In naher Zukünft möchten wir einige Produkte durch ein blendes Learning oder e-Learning erweitern. 

Hierfür suche ich eine Software und hoffe, dass ihr mir ein paar Tipps geben könnt. 

Man soll dort, ähnlich wie auf einer Internetseite, Links anklicken können. Sie muss auch eine Interaktivität haben, so dass der Endanwender das Projekt ein stückweit selbst steuern kann. Weiterhin soll man z.B. auch Fragbögen oder Quiz erstellen können.

Es sollen Videosequenzen eingespielt werden können und es soll auch eine Sprachunterstützung möglich sein. 

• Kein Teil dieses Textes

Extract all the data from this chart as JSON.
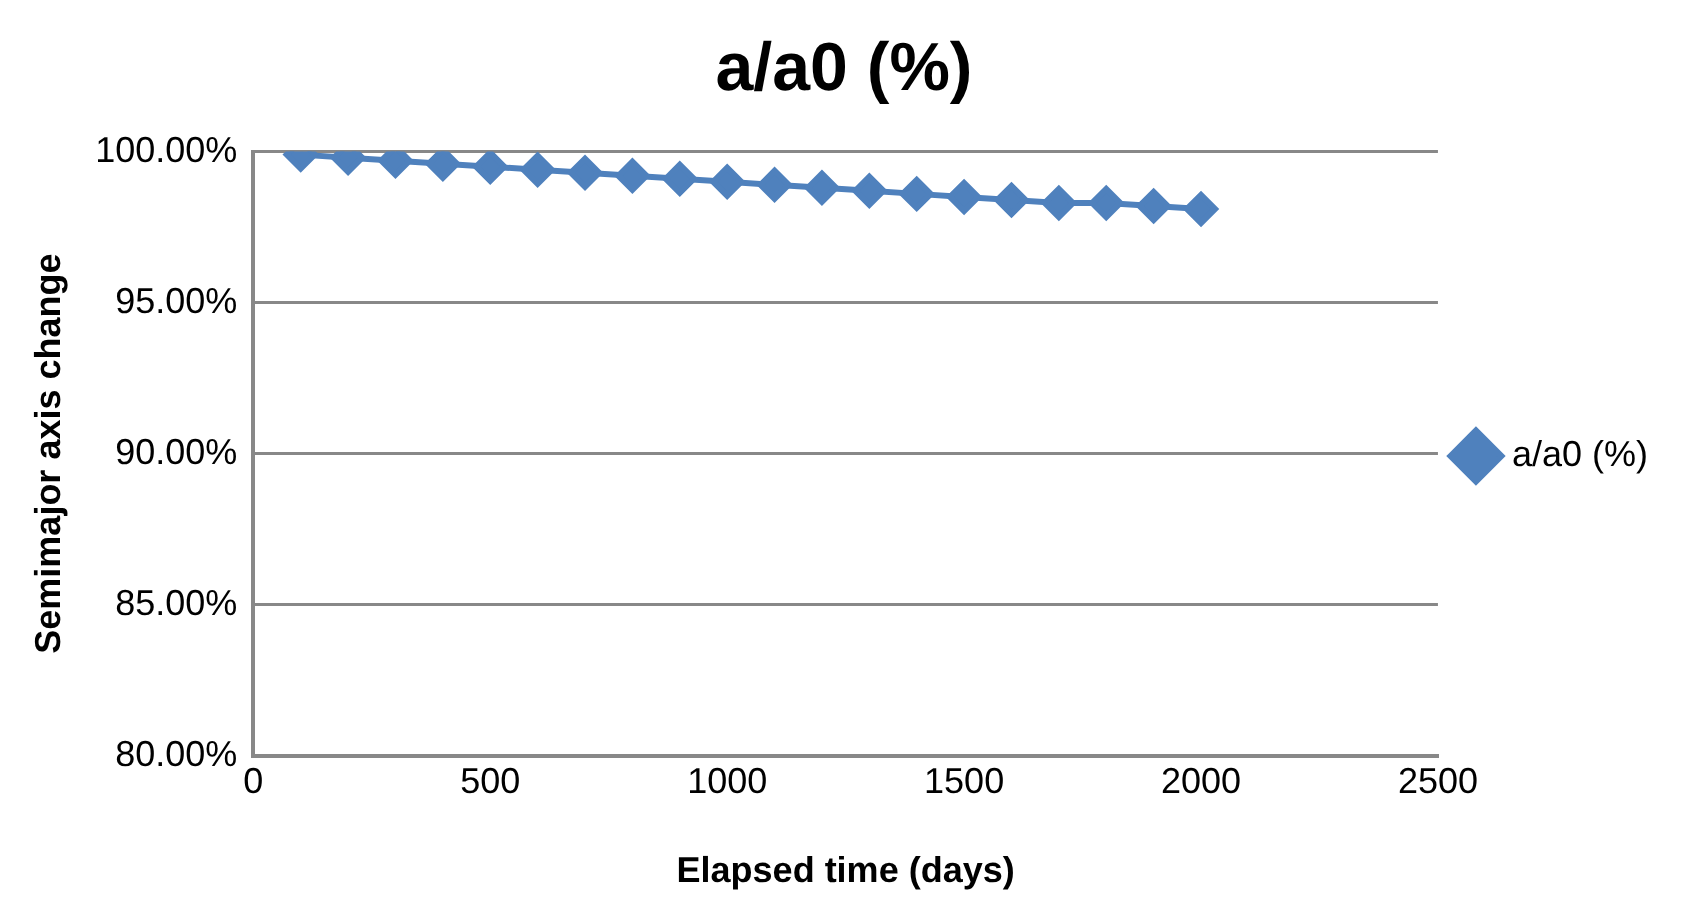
{
  "chart_data": {
    "type": "line",
    "title": "a/a0 (%)",
    "xlabel": "Elapsed time (days)",
    "ylabel": "Semimajor axis change",
    "x": [
      100,
      200,
      300,
      400,
      500,
      600,
      700,
      800,
      900,
      1000,
      1100,
      1200,
      1300,
      1400,
      1500,
      1600,
      1700,
      1800,
      1900,
      2000
    ],
    "series": [
      {
        "name": "a/a0 (%)",
        "color": "#4f81bd",
        "values": [
          99.9,
          99.8,
          99.7,
          99.6,
          99.5,
          99.4,
          99.3,
          99.2,
          99.1,
          99.0,
          98.9,
          98.8,
          98.7,
          98.6,
          98.5,
          98.4,
          98.3,
          98.3,
          98.2,
          98.1
        ]
      }
    ],
    "xlim": [
      0,
      2500
    ],
    "xticks": [
      0,
      500,
      1000,
      1500,
      2000,
      2500
    ],
    "ylim": [
      80,
      100
    ],
    "yticks": [
      {
        "value": 80,
        "label": "80.00%"
      },
      {
        "value": 85,
        "label": "85.00%"
      },
      {
        "value": 90,
        "label": "90.00%"
      },
      {
        "value": 95,
        "label": "95.00%"
      },
      {
        "value": 100,
        "label": "100.00%"
      }
    ],
    "grid": "y",
    "legend": "right",
    "marker": "diamond",
    "line_style": "solid"
  }
}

Ich habe mir vor ein paar Jahren mal Adobe Captivate heruntergeladen und einige Bildschirmabläufe dort generiert. Dieses Software war einfach anzuwenden und man konnte später einen Flashfilm generieren. Die neuere Version der Software kenne ich ich nicht. Wäre das ungefähr die Richtung, wo ich suchen könnte?

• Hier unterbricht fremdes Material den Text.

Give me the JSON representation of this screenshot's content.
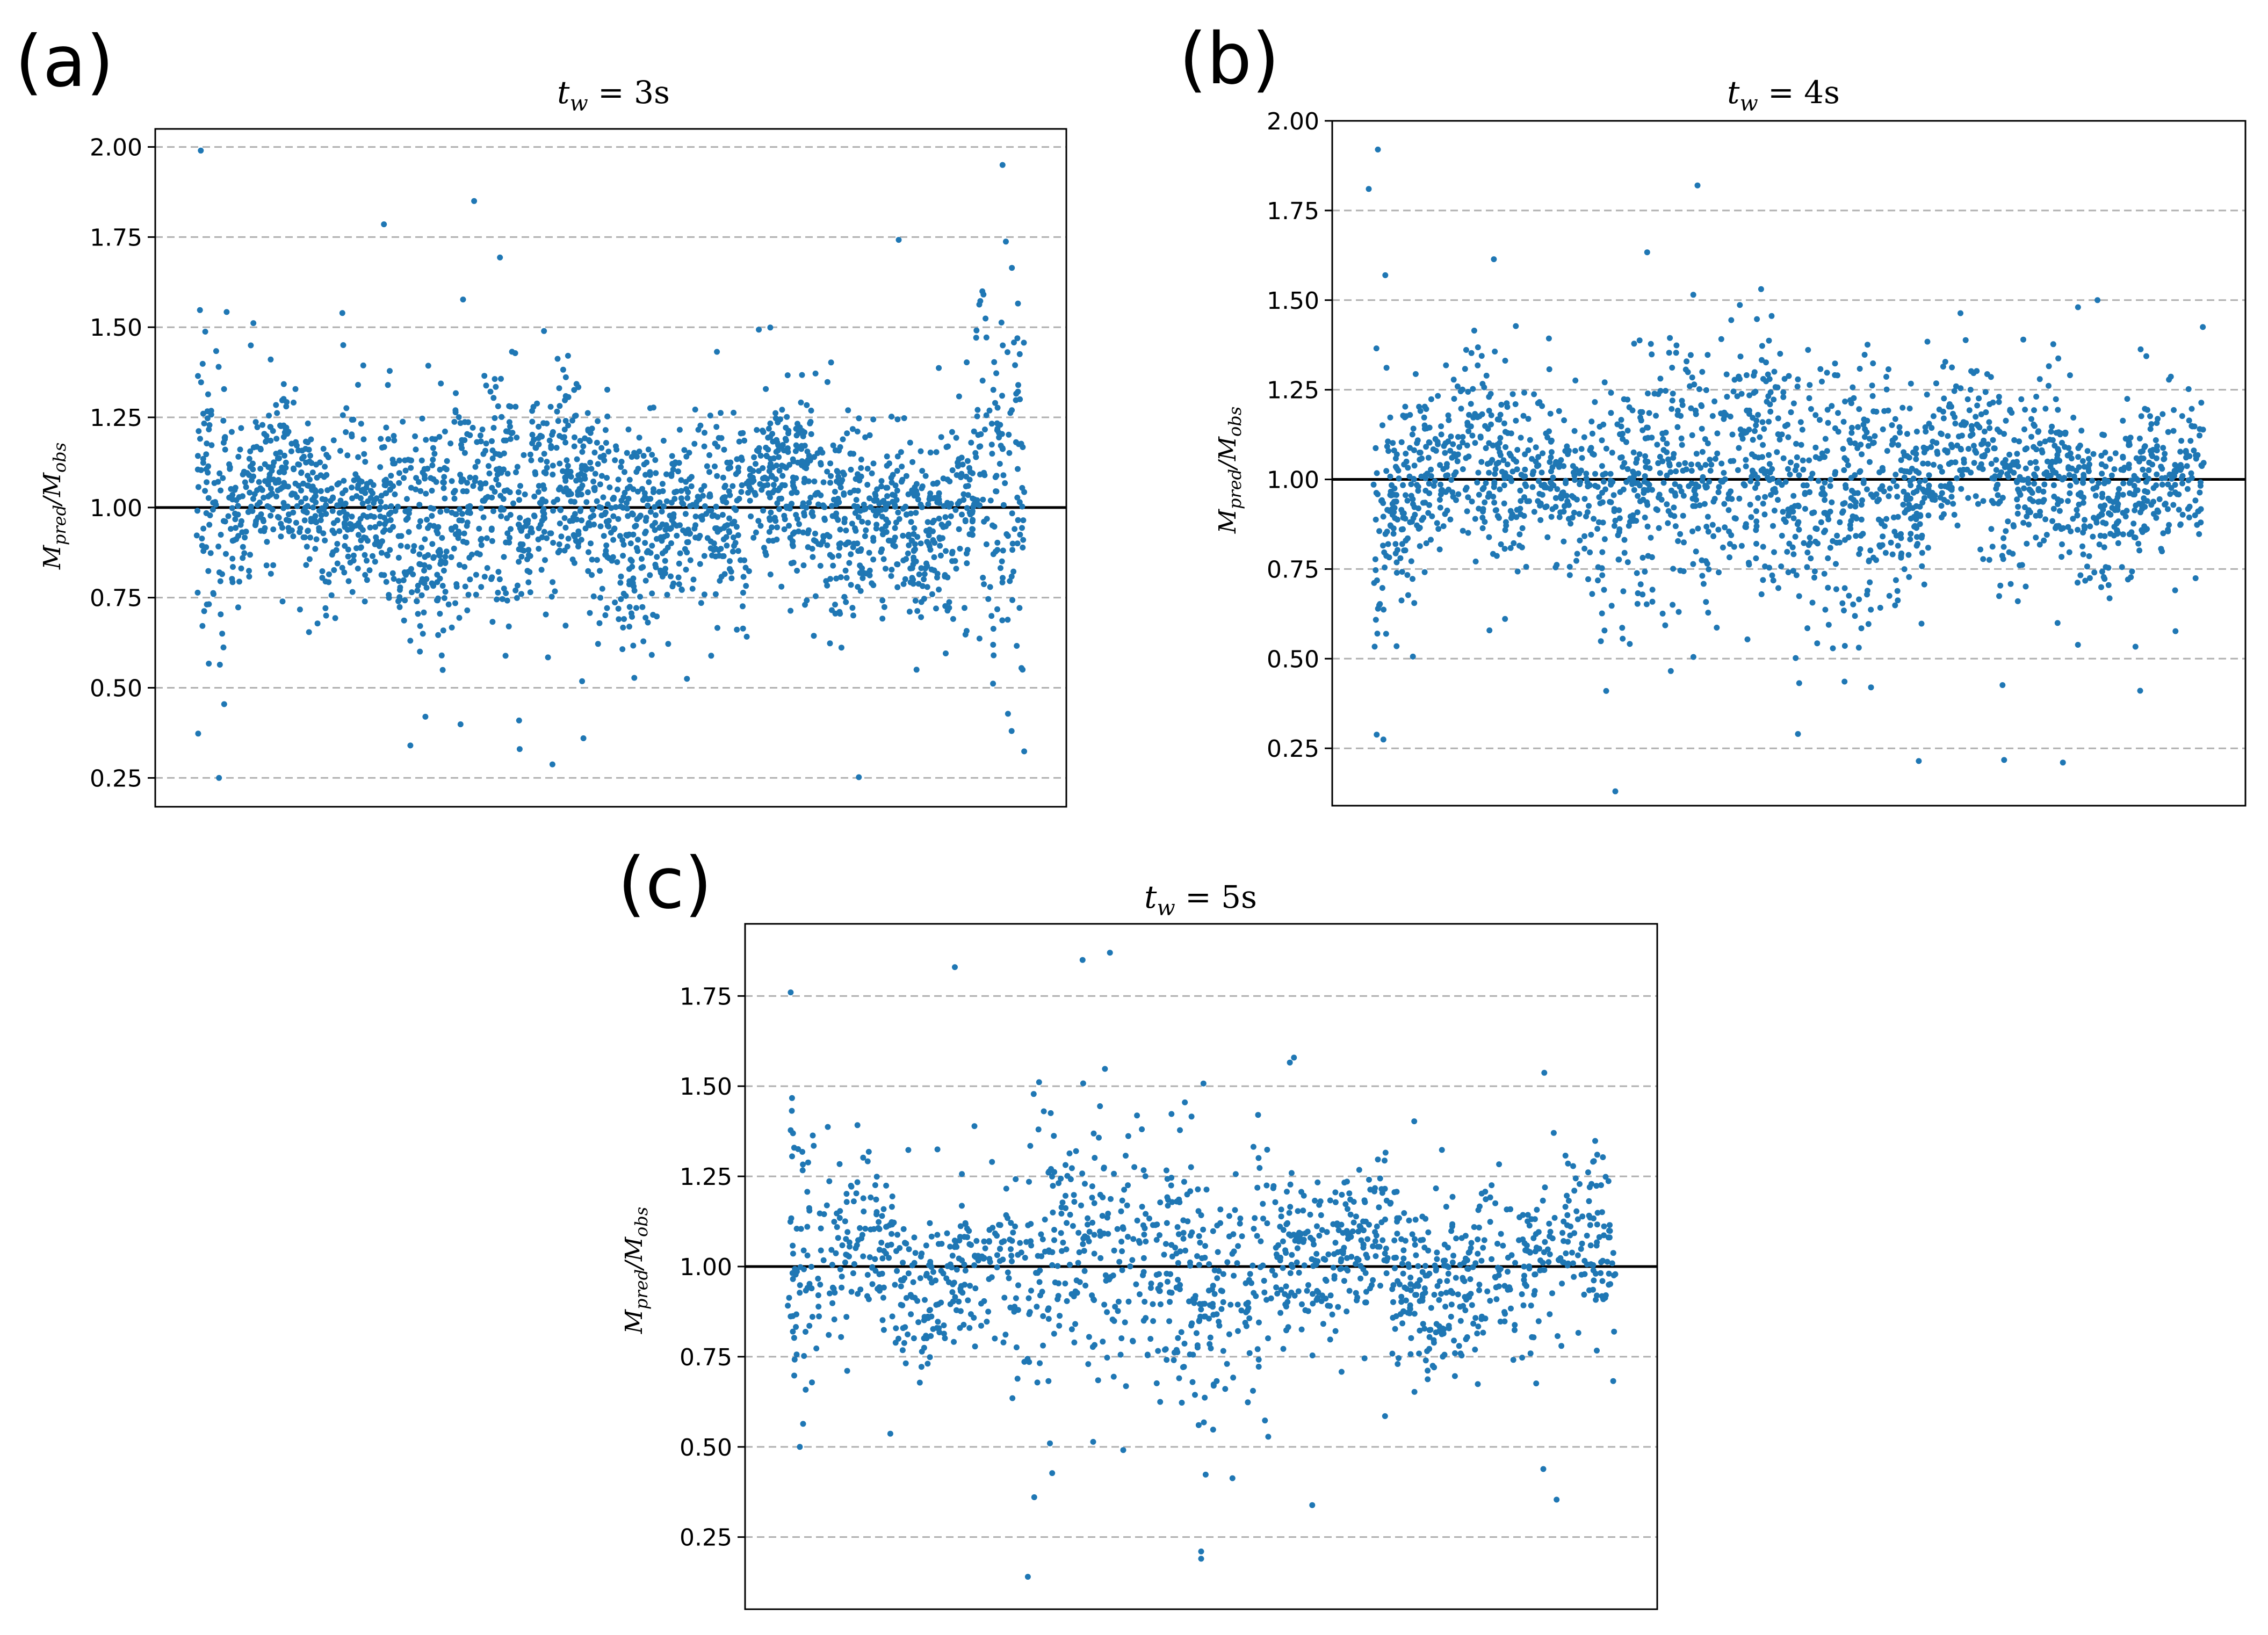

Was würdet ihr mir empfehlen?

Sollte ich im falschen Forum sein, bitte verschiebt mich in das richtige.


----------



## Markus Kolletzky (27. Juli 2010)

Hallo Luzie,

erstmal Glückwunsch zu dem Schritt, in Zukunft auf Blended Learning und eLearning setzen zu wollen! 
Für dein Anforderungsprofil ist Captivate sehr gut geeignet, da es alles Genannte erfüllt und darüber hinaus auch noch gut an die eigenen Bedürfnisse anpassbar ist. Ob es die neueste Version (hier habe ich etwas dazu geschrieben) sein muss, wage ich mal zu bezweifeln, denn mit der günstigeren 4er erzielst du die gleichen genannten Ergebnisse.

Ich könnte dir jetzt auch noch andere Produkte nennen, würde jedoch in jedem Fall Captivate bevorzugen.

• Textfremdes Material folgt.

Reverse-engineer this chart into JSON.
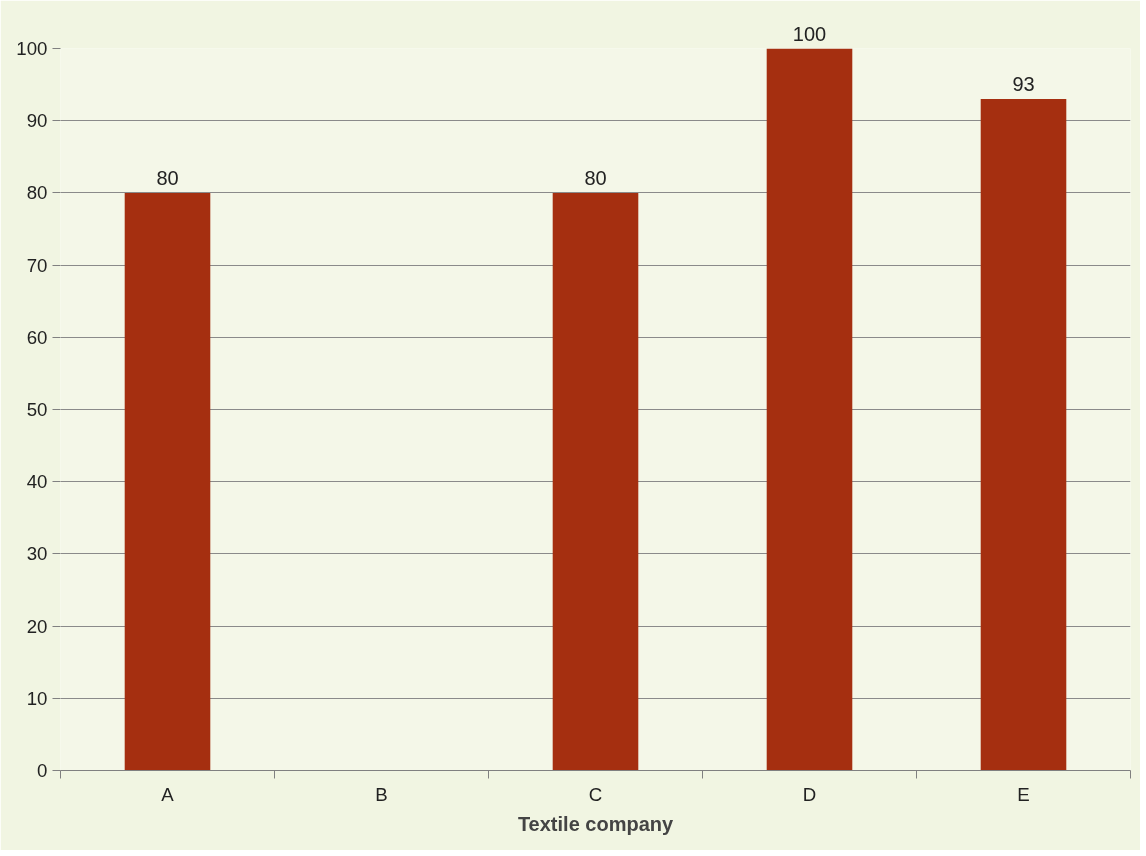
{
  "chart_data": {
    "type": "bar",
    "xlabel": "Textile company",
    "categories": [
      "A",
      "B",
      "C",
      "D",
      "E"
    ],
    "values": [
      80,
      null,
      80,
      100,
      93
    ],
    "color": "#a52f10",
    "ylim": [
      0,
      100
    ],
    "yticks": [
      0,
      10,
      20,
      30,
      40,
      50,
      60,
      70,
      80,
      90,
      100
    ],
    "grid": "y",
    "data_labels": true
  }
}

Falls du noch weitere Fragen hast, meld dich einfach.

Viele Grüße,
Markus


----------



## akrite (28. Juli 2010)

...grundsätzlich ist Captivate gut geeignet, wenn Du nur vorgegebene Abläufe abspulen lassen willst. Möchtest Du hingegen etwas mehr Interaktivität nutze die Fähigkeiten von Captivate zusammen mit Flash oder gar Director. Viele Namhafte Hersteller von Lern-DVDs setzten/setzen auf Director.


----------



## Luzie (28. Juli 2010)

Morgen, 

erstmal vielen Dank für die Antworten. 

Also die Software müssten wir uns schon kaufen, in dem Falle würde ich auch die aktuellste Version nehmen, es kommt da jetzt nicht auf 100 Euro an. Ich arbeite seit Jahren mit Adobe Programmen (Acrobat prof., Dreamweaver, Photoshop cs4) und ich finde sie sehr bedinerfreundlich. Wenn Captivate das richtige wäre, würde ich mich schon freuen. Meine Captivate Demoversion war uralt und stammte (glaube ich) noch aus dem Hause Macromedia. 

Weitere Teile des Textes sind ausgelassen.